Jung, mais velho, moldado pela vida, pelo que a sociedade espera dele, é mais contido. No entanto está dividido e o seu desejo toma diversas direcções: em relação a Sabina a sua grande cúmplice, em relação à família que ele sente como um porto seguro, mas também de forma muito explícita em relação a Freud cuja aprovação, reconhecimento e amizade ele tanto procura e deseja. Os dois homens conhecem-se, correspondem-se, estabelecem uma relação, mas um dia tornam-se evidentes as divergências teóricas e profissionais, em relação aos conceitos e métodos, e esta divergência provoca um irreversível afastamento entre ambos. Na cena final do filme é Jung que, sem ter transposto (ainda) o limite de si, está fragilizado, perdido nas suas insatisfações e contradições, o seu desejo insatisfeito e preso no seu corpo. Agora não tem nem Sabina nem Freud. Também neste caso é evidente o contraste com o Jung seguro e senhor de si da primeira cena do filme em que ele e Sabina se encontram.

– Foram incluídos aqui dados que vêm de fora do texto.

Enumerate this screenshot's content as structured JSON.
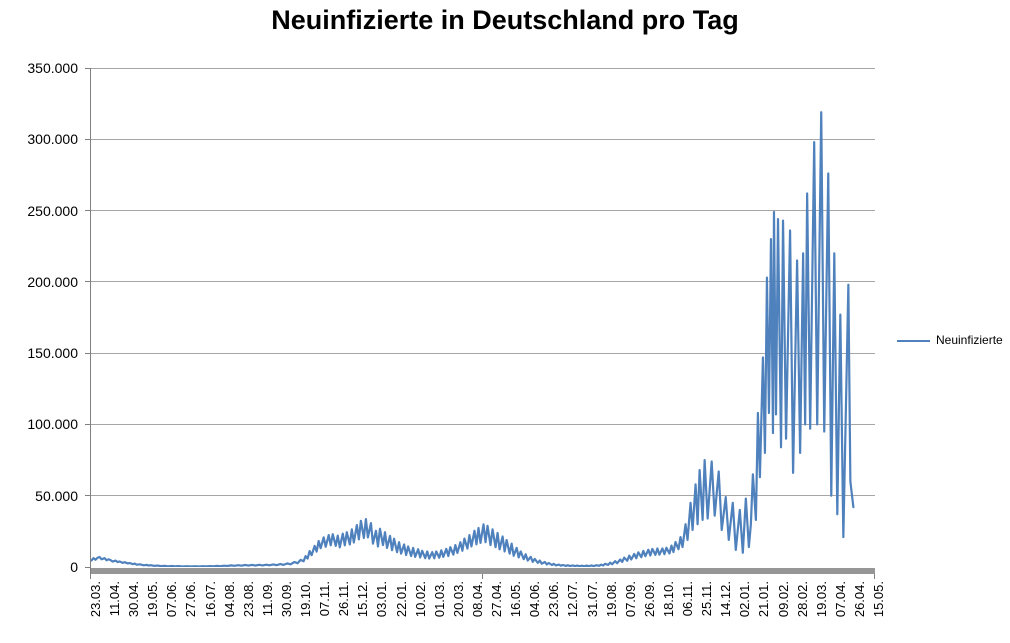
{
  "chart_data": {
    "type": "line",
    "title": "Neuinfizierte in Deutschland pro Tag",
    "legend": {
      "label": "Neuinfizierte",
      "position": "right"
    },
    "grid": "horizontal",
    "colors": {
      "line": "#4F81BD",
      "gridline": "#A6A6A6",
      "axis": "#808080",
      "axis_band": "#969696",
      "text": "#000000",
      "background": "#FFFFFF"
    },
    "y_axis": {
      "min": 0,
      "max": 350000,
      "tick_interval": 50000,
      "tick_labels": [
        "350.000",
        "300.000",
        "250.000",
        "200.000",
        "150.000",
        "100.000",
        "50.000",
        "0"
      ]
    },
    "x_axis": {
      "total_points": 780,
      "labels_every_n_points": 19,
      "rotation_degrees": -90,
      "tick_labels": [
        "23.03.",
        "11.04.",
        "30.04.",
        "19.05.",
        "07.06.",
        "27.06.",
        "16.07.",
        "04.08.",
        "23.08.",
        "11.09.",
        "30.09.",
        "19.10.",
        "07.11.",
        "26.11.",
        "15.12.",
        "03.01.",
        "22.01.",
        "10.02.",
        "01.03.",
        "20.03.",
        "08.04.",
        "27.04.",
        "16.05.",
        "04.06.",
        "23.06.",
        "12.07.",
        "31.07.",
        "19.08.",
        "07.09.",
        "26.09.",
        "18.10.",
        "06.11.",
        "25.11.",
        "14.12.",
        "02.01.",
        "21.01.",
        "09.02.",
        "28.02.",
        "19.03.",
        "07.04.",
        "26.04.",
        "15.05."
      ]
    },
    "series": [
      {
        "name": "Neuinfizierte",
        "color": "#4F81BD",
        "points": [
          [
            0,
            4600
          ],
          [
            2,
            6200
          ],
          [
            4,
            5100
          ],
          [
            6,
            6500
          ],
          [
            8,
            7000
          ],
          [
            10,
            5400
          ],
          [
            13,
            6200
          ],
          [
            15,
            4700
          ],
          [
            17,
            5400
          ],
          [
            19,
            4800
          ],
          [
            21,
            3800
          ],
          [
            24,
            4500
          ],
          [
            26,
            3400
          ],
          [
            28,
            3900
          ],
          [
            31,
            2900
          ],
          [
            33,
            3400
          ],
          [
            36,
            2500
          ],
          [
            38,
            2800
          ],
          [
            41,
            2000
          ],
          [
            43,
            2400
          ],
          [
            45,
            1600
          ],
          [
            48,
            1900
          ],
          [
            52,
            1200
          ],
          [
            55,
            1500
          ],
          [
            57,
            1000
          ],
          [
            59,
            1300
          ],
          [
            62,
            800
          ],
          [
            66,
            1000
          ],
          [
            69,
            600
          ],
          [
            73,
            850
          ],
          [
            76,
            500
          ],
          [
            80,
            700
          ],
          [
            83,
            420
          ],
          [
            87,
            600
          ],
          [
            90,
            380
          ],
          [
            95,
            580
          ],
          [
            99,
            360
          ],
          [
            103,
            550
          ],
          [
            107,
            340
          ],
          [
            111,
            520
          ],
          [
            114,
            420
          ],
          [
            118,
            640
          ],
          [
            121,
            460
          ],
          [
            125,
            780
          ],
          [
            128,
            560
          ],
          [
            132,
            920
          ],
          [
            135,
            700
          ],
          [
            139,
            1150
          ],
          [
            142,
            830
          ],
          [
            146,
            1300
          ],
          [
            149,
            930
          ],
          [
            153,
            1420
          ],
          [
            156,
            990
          ],
          [
            160,
            1480
          ],
          [
            163,
            1040
          ],
          [
            167,
            1540
          ],
          [
            170,
            1080
          ],
          [
            174,
            1620
          ],
          [
            177,
            1160
          ],
          [
            181,
            1780
          ],
          [
            184,
            1280
          ],
          [
            188,
            2080
          ],
          [
            191,
            1480
          ],
          [
            195,
            2550
          ],
          [
            198,
            1850
          ],
          [
            202,
            3500
          ],
          [
            205,
            2600
          ],
          [
            208,
            5000
          ],
          [
            211,
            4000
          ],
          [
            213,
            7600
          ],
          [
            215,
            5900
          ],
          [
            217,
            11200
          ],
          [
            219,
            8300
          ],
          [
            222,
            14800
          ],
          [
            224,
            10800
          ],
          [
            226,
            18200
          ],
          [
            228,
            13200
          ],
          [
            231,
            20800
          ],
          [
            233,
            14200
          ],
          [
            236,
            22400
          ],
          [
            238,
            15200
          ],
          [
            240,
            23000
          ],
          [
            243,
            14800
          ],
          [
            245,
            22000
          ],
          [
            247,
            13800
          ],
          [
            250,
            23400
          ],
          [
            252,
            15200
          ],
          [
            254,
            24400
          ],
          [
            257,
            15800
          ],
          [
            259,
            26400
          ],
          [
            261,
            17200
          ],
          [
            264,
            29400
          ],
          [
            266,
            19400
          ],
          [
            268,
            32400
          ],
          [
            271,
            20400
          ],
          [
            273,
            33600
          ],
          [
            275,
            20800
          ],
          [
            278,
            30800
          ],
          [
            280,
            16400
          ],
          [
            283,
            25400
          ],
          [
            285,
            14400
          ],
          [
            287,
            26800
          ],
          [
            290,
            15400
          ],
          [
            292,
            24400
          ],
          [
            294,
            13400
          ],
          [
            297,
            21800
          ],
          [
            299,
            11800
          ],
          [
            301,
            19800
          ],
          [
            304,
            10400
          ],
          [
            306,
            17400
          ],
          [
            308,
            9400
          ],
          [
            311,
            15800
          ],
          [
            313,
            8400
          ],
          [
            315,
            14400
          ],
          [
            318,
            7700
          ],
          [
            320,
            13400
          ],
          [
            322,
            7100
          ],
          [
            325,
            12400
          ],
          [
            327,
            6700
          ],
          [
            329,
            11400
          ],
          [
            332,
            6200
          ],
          [
            334,
            10900
          ],
          [
            336,
            5900
          ],
          [
            339,
            10400
          ],
          [
            341,
            6100
          ],
          [
            343,
            10900
          ],
          [
            346,
            6500
          ],
          [
            348,
            11700
          ],
          [
            350,
            7100
          ],
          [
            353,
            12700
          ],
          [
            355,
            7700
          ],
          [
            357,
            13900
          ],
          [
            360,
            8700
          ],
          [
            362,
            15400
          ],
          [
            364,
            9900
          ],
          [
            367,
            17400
          ],
          [
            369,
            11400
          ],
          [
            371,
            19900
          ],
          [
            374,
            12900
          ],
          [
            376,
            22400
          ],
          [
            378,
            14400
          ],
          [
            381,
            25400
          ],
          [
            383,
            15900
          ],
          [
            385,
            27400
          ],
          [
            387,
            16900
          ],
          [
            390,
            29900
          ],
          [
            392,
            17400
          ],
          [
            394,
            28900
          ],
          [
            397,
            15400
          ],
          [
            399,
            26400
          ],
          [
            402,
            13900
          ],
          [
            404,
            23900
          ],
          [
            406,
            12400
          ],
          [
            409,
            21400
          ],
          [
            411,
            10900
          ],
          [
            413,
            18900
          ],
          [
            416,
            9400
          ],
          [
            418,
            16400
          ],
          [
            420,
            7900
          ],
          [
            423,
            13400
          ],
          [
            425,
            6700
          ],
          [
            427,
            10900
          ],
          [
            430,
            5500
          ],
          [
            432,
            8900
          ],
          [
            434,
            4500
          ],
          [
            437,
            7100
          ],
          [
            439,
            3600
          ],
          [
            441,
            5700
          ],
          [
            444,
            2900
          ],
          [
            446,
            4500
          ],
          [
            448,
            2300
          ],
          [
            451,
            3500
          ],
          [
            453,
            1800
          ],
          [
            455,
            2800
          ],
          [
            458,
            1400
          ],
          [
            460,
            2200
          ],
          [
            462,
            1100
          ],
          [
            465,
            1700
          ],
          [
            467,
            900
          ],
          [
            469,
            1400
          ],
          [
            472,
            750
          ],
          [
            474,
            1250
          ],
          [
            476,
            650
          ],
          [
            479,
            1100
          ],
          [
            481,
            600
          ],
          [
            483,
            1000
          ],
          [
            486,
            560
          ],
          [
            488,
            960
          ],
          [
            490,
            540
          ],
          [
            493,
            960
          ],
          [
            495,
            560
          ],
          [
            497,
            1060
          ],
          [
            500,
            640
          ],
          [
            502,
            1260
          ],
          [
            505,
            800
          ],
          [
            507,
            1660
          ],
          [
            509,
            1060
          ],
          [
            511,
            2260
          ],
          [
            514,
            1460
          ],
          [
            516,
            3060
          ],
          [
            518,
            1960
          ],
          [
            521,
            4060
          ],
          [
            523,
            2660
          ],
          [
            526,
            5260
          ],
          [
            528,
            3560
          ],
          [
            530,
            6560
          ],
          [
            533,
            4360
          ],
          [
            535,
            7960
          ],
          [
            537,
            5260
          ],
          [
            540,
            9160
          ],
          [
            542,
            6160
          ],
          [
            544,
            10300
          ],
          [
            547,
            6900
          ],
          [
            549,
            11300
          ],
          [
            551,
            7600
          ],
          [
            554,
            12100
          ],
          [
            556,
            8100
          ],
          [
            558,
            12700
          ],
          [
            561,
            8500
          ],
          [
            563,
            13000
          ],
          [
            565,
            8700
          ],
          [
            568,
            13000
          ],
          [
            570,
            9000
          ],
          [
            572,
            13500
          ],
          [
            575,
            9500
          ],
          [
            577,
            15000
          ],
          [
            579,
            10500
          ],
          [
            581,
            17500
          ],
          [
            584,
            12500
          ],
          [
            586,
            21000
          ],
          [
            588,
            14000
          ],
          [
            591,
            30000
          ],
          [
            593,
            19000
          ],
          [
            596,
            45000
          ],
          [
            598,
            26000
          ],
          [
            601,
            58000
          ],
          [
            603,
            30000
          ],
          [
            605,
            68000
          ],
          [
            608,
            33000
          ],
          [
            610,
            75000
          ],
          [
            613,
            34000
          ],
          [
            617,
            74000
          ],
          [
            620,
            36000
          ],
          [
            624,
            67000
          ],
          [
            627,
            26000
          ],
          [
            631,
            49000
          ],
          [
            634,
            19000
          ],
          [
            638,
            45000
          ],
          [
            641,
            12000
          ],
          [
            645,
            40000
          ],
          [
            648,
            10000
          ],
          [
            651,
            48000
          ],
          [
            654,
            14000
          ],
          [
            656,
            30000
          ],
          [
            658,
            65000
          ],
          [
            661,
            33000
          ],
          [
            663,
            108000
          ],
          [
            665,
            63000
          ],
          [
            668,
            147000
          ],
          [
            670,
            80000
          ],
          [
            672,
            203000
          ],
          [
            674,
            108000
          ],
          [
            676,
            230000
          ],
          [
            678,
            94000
          ],
          [
            679,
            249000
          ],
          [
            681,
            107000
          ],
          [
            683,
            244000
          ],
          [
            686,
            84000
          ],
          [
            688,
            243000
          ],
          [
            691,
            90000
          ],
          [
            695,
            236000
          ],
          [
            698,
            66000
          ],
          [
            702,
            215000
          ],
          [
            705,
            80000
          ],
          [
            708,
            220000
          ],
          [
            710,
            100000
          ],
          [
            712,
            262000
          ],
          [
            715,
            97000
          ],
          [
            719,
            298000
          ],
          [
            722,
            100000
          ],
          [
            726,
            319000
          ],
          [
            729,
            95000
          ],
          [
            733,
            276000
          ],
          [
            736,
            50000
          ],
          [
            739,
            220000
          ],
          [
            742,
            37000
          ],
          [
            745,
            177000
          ],
          [
            748,
            21000
          ],
          [
            753,
            198000
          ],
          [
            755,
            60000
          ],
          [
            758,
            42000
          ]
        ]
      }
    ]
  }
}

No filme Freud aparece como um objecto de desejo. Jung tal como, em menor grau, Sabina desejam a sua boa opinião e olham com reverência para ele tendo Sabina, por exemplo, exigindo que Jung esclarecesse de forma verdadeira Freud sobre o tipo de relação que ele e Sabina mantinham, e ambos, no decurso das respectivas carreiras profissionais na área da psicanálise, valorizam e desejam o reconhecimento de Freud. No entanto Freud é uma personagem secundária do filme, e é-nos apresentado como um burguês algo frustrado e prisioneiro de si próprio e do seu mundo. É um judeu e não um ariano (como lembra a Jung), tem filhos a mais num apartamento que considera pequeno (por oposição a Jung), tem dinheiro a menos, sente a falta do reconhecimento por parte de outras classes médicas e profissionais que crê merecer, e desconfia do olhar da sociedade sobre ele. A sua fragilidade é, no filme, explorada na sua vertente intelectual e pessoal, nos encontros, debates e conversas com Jung em que ele teme colocar-se numa posição intelectualmente secundária face a Jung. Este percebe e repara nessa recusa de uma maior abertura e uma entrega (também afectiva?) mais sincera, nomeadamente na recusa de Freud contar o seu sonho. Freud parece estar fechado sobre si, dominado pelas frustrações, descontentamentos e medos.
Ao olhar para cada uma das suas personagens, Cronenberg, numa narrativa segura e elegante, toca na essência da natureza humana, a pulsão de vida ou de morte, e na sua capacidade transformadora. Jung e Freud que estudam a psique, os comportamentos e os mecanismos da transformação do seu humano (através da terapia) não ultrapassam as suas contradições. Teoricamente são apologistas da libertação do ser e como profissionais ajudam os seus pacientes a libertarem-se das suas amarras como as frustrações, más memorias, obsessões, mas eles aparecem como sendo tão pouco livres e afinal não é só do corpo que são (somos) prisioneiros.